Peel, chop, and boil the potatoes for 10-15 minutes until soft.
Meanwhile, chop the carrots, celery, and onion, sauté in vegan butter or oil for a few minutes.
Add the mushrooms, and cook until the edges begin to darken. Add the garlic, and season with salt and pepper.
Add the tomato paste, flour, thyme, and sage.
Slowly add the veggie broth and wine, stirring continuously. Let simmer for a few minutes to thicken.
Mash the potatoes and add the soy milk and vegan butter. Add more if needed until smooth. Season with salt and pepper to taste.

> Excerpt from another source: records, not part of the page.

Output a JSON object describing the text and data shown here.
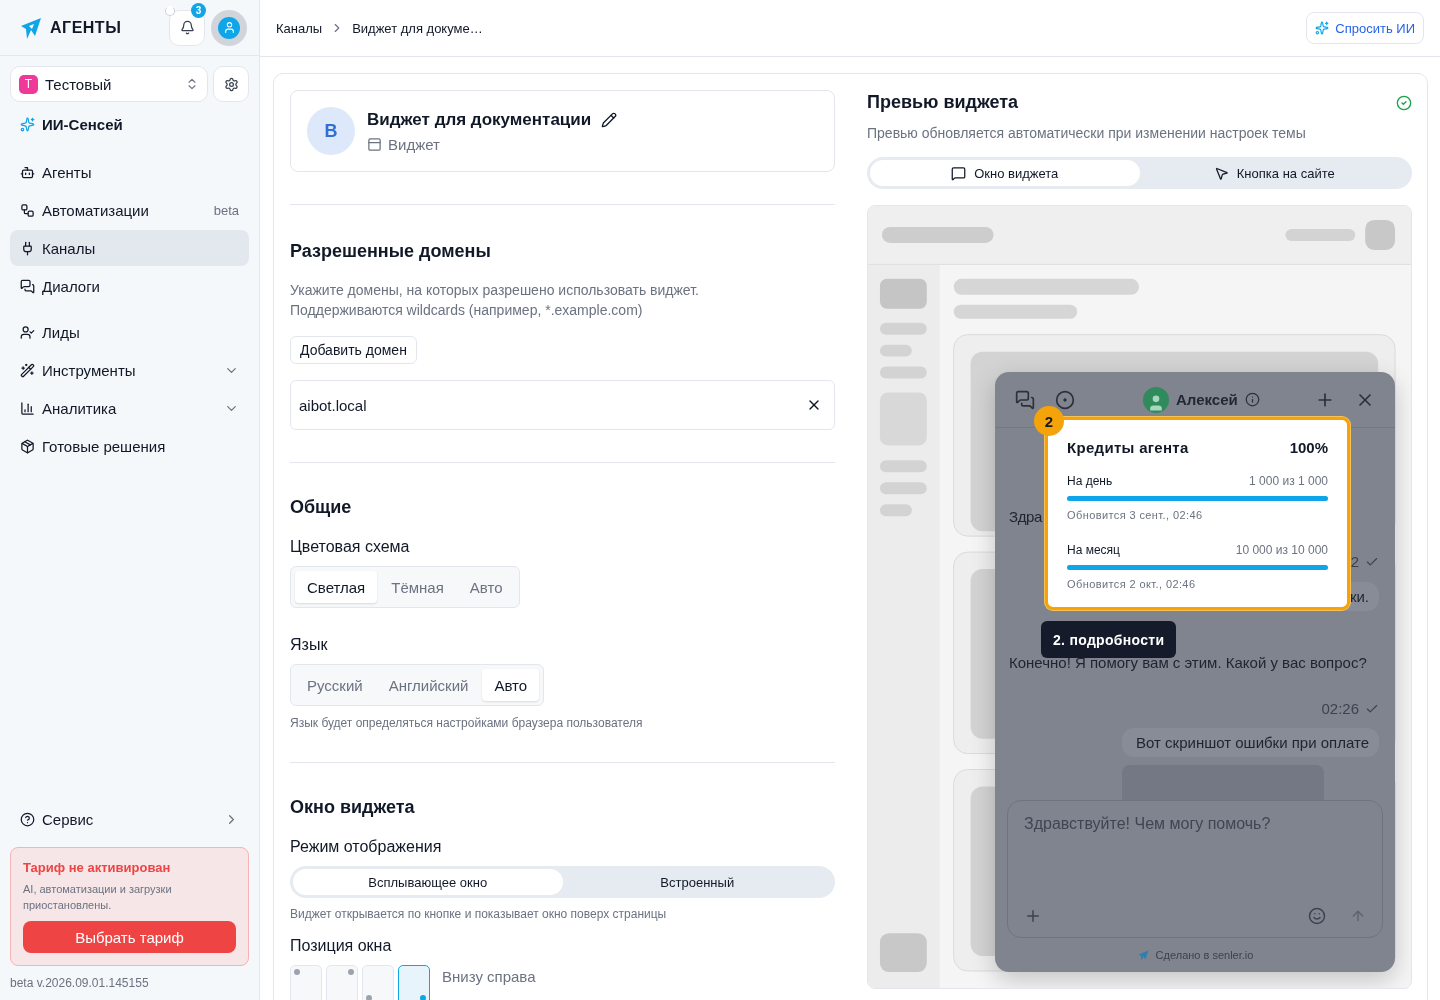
{
  "sidebar": {
    "logo": "АГЕНТЫ",
    "notification_count": "3",
    "workspace": {
      "initial": "Т",
      "name": "Тестовый"
    },
    "ai_item": "ИИ-Сенсей",
    "nav_sections": [
      [
        {
          "label": "Агенты",
          "kind": "link",
          "selected": false
        },
        {
          "label": "Автоматизации",
          "kind": "link",
          "badge": "beta",
          "selected": false
        },
        {
          "label": "Каналы",
          "kind": "link",
          "selected": true
        },
        {
          "label": "Диалоги",
          "kind": "link",
          "selected": false
        }
      ],
      [
        {
          "label": "Лиды",
          "kind": "link",
          "selected": false
        },
        {
          "label": "Инструменты",
          "kind": "group",
          "selected": false
        },
        {
          "label": "Аналитика",
          "kind": "group",
          "selected": false
        },
        {
          "label": "Готовые решения",
          "kind": "link",
          "selected": false
        }
      ]
    ],
    "service": "Сервис",
    "plan_alert": {
      "title": "Тариф не активирован",
      "text": "AI, автоматизации и загрузки приостановлены.",
      "button": "Выбрать тариф"
    },
    "version": "beta v.2026.09.01.145155"
  },
  "header": {
    "breadcrumbs": [
      "Каналы",
      "Виджет для докуме…"
    ],
    "ask_ai": "Спросить ИИ"
  },
  "widget_card": {
    "avatar": "В",
    "title": "Виджет для документации",
    "type": "Виджет"
  },
  "domains": {
    "title": "Разрешенные домены",
    "description": [
      "Укажите домены, на которых разрешено использовать виджет.",
      "Поддерживаются wildcards (например, *.example.com)"
    ],
    "add_button": "Добавить домен",
    "items": [
      "aibot.local"
    ]
  },
  "general": {
    "title": "Общие",
    "color_scheme": {
      "label": "Цветовая схема",
      "options": [
        {
          "label": "Светлая",
          "selected": true
        },
        {
          "label": "Тёмная",
          "selected": false
        },
        {
          "label": "Авто",
          "selected": false
        }
      ]
    },
    "language": {
      "label": "Язык",
      "options": [
        {
          "label": "Русский",
          "selected": false
        },
        {
          "label": "Английский",
          "selected": false
        },
        {
          "label": "Авто",
          "selected": true
        }
      ],
      "hint": "Язык будет определяться настройками браузера пользователя"
    }
  },
  "widget_window": {
    "title": "Окно виджета",
    "display_mode": {
      "label": "Режим отображения",
      "options": [
        {
          "label": "Всплывающее окно",
          "selected": true
        },
        {
          "label": "Встроенный",
          "selected": false
        }
      ],
      "hint": "Виджет открывается по кнопке и показывает окно поверх страницы"
    },
    "position": {
      "label": "Позиция окна",
      "options": [
        {
          "selected": false
        },
        {
          "selected": false
        },
        {
          "selected": false
        },
        {
          "selected": true
        }
      ],
      "value": "Внизу справа"
    }
  },
  "preview": {
    "title": "Превью виджета",
    "subtitle": "Превью обновляется автоматически при изменении настроек темы",
    "tabs": [
      {
        "label": "Окно виджета",
        "selected": true
      },
      {
        "label": "Кнопка на сайте",
        "selected": false
      }
    ],
    "chat": {
      "operator": "Алексей",
      "messages": [
        {
          "kind": "incoming",
          "text": "Здра"
        },
        {
          "kind": "time",
          "text": "2"
        },
        {
          "kind": "outgoing",
          "text": "ки."
        },
        {
          "kind": "incoming",
          "text": "Конечно! Я помогу вам с этим. Какой у вас вопрос?"
        },
        {
          "kind": "time",
          "text": "02:26"
        },
        {
          "kind": "outgoing",
          "text": "Вот скриншот ошибки при оплате"
        },
        {
          "kind": "attachment"
        }
      ],
      "input_placeholder": "Здравствуйте! Чем могу помочь?",
      "footer": "Сделано в senler.io"
    },
    "tour": {
      "step": "2",
      "tooltip": "2. подробности",
      "credits": {
        "title": "Кредиты агента",
        "total": "100%",
        "rows": [
          {
            "label": "На день",
            "value": "1 000 из 1 000",
            "level": 1,
            "renew": "Обновится 3 сент., 02:46"
          },
          {
            "label": "На месяц",
            "value": "10 000 из 10 000",
            "level": 1,
            "renew": "Обновится 2 окт., 02:46"
          }
        ]
      }
    }
  }
}
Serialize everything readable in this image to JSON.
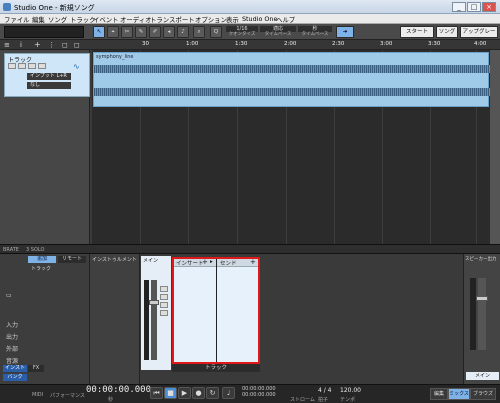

Lay the veggie filling into a baking dish, the spread the mashed potatoes over top. At this time you can get creative with designs and patterns for the top. The rougher the surface, the crispier it will turn out.
Spray the surface with cooking oil. Broil for 10-15 minutes, or until the top is crispy.
Enjoy!


*Recipe on video and text may differ from each other!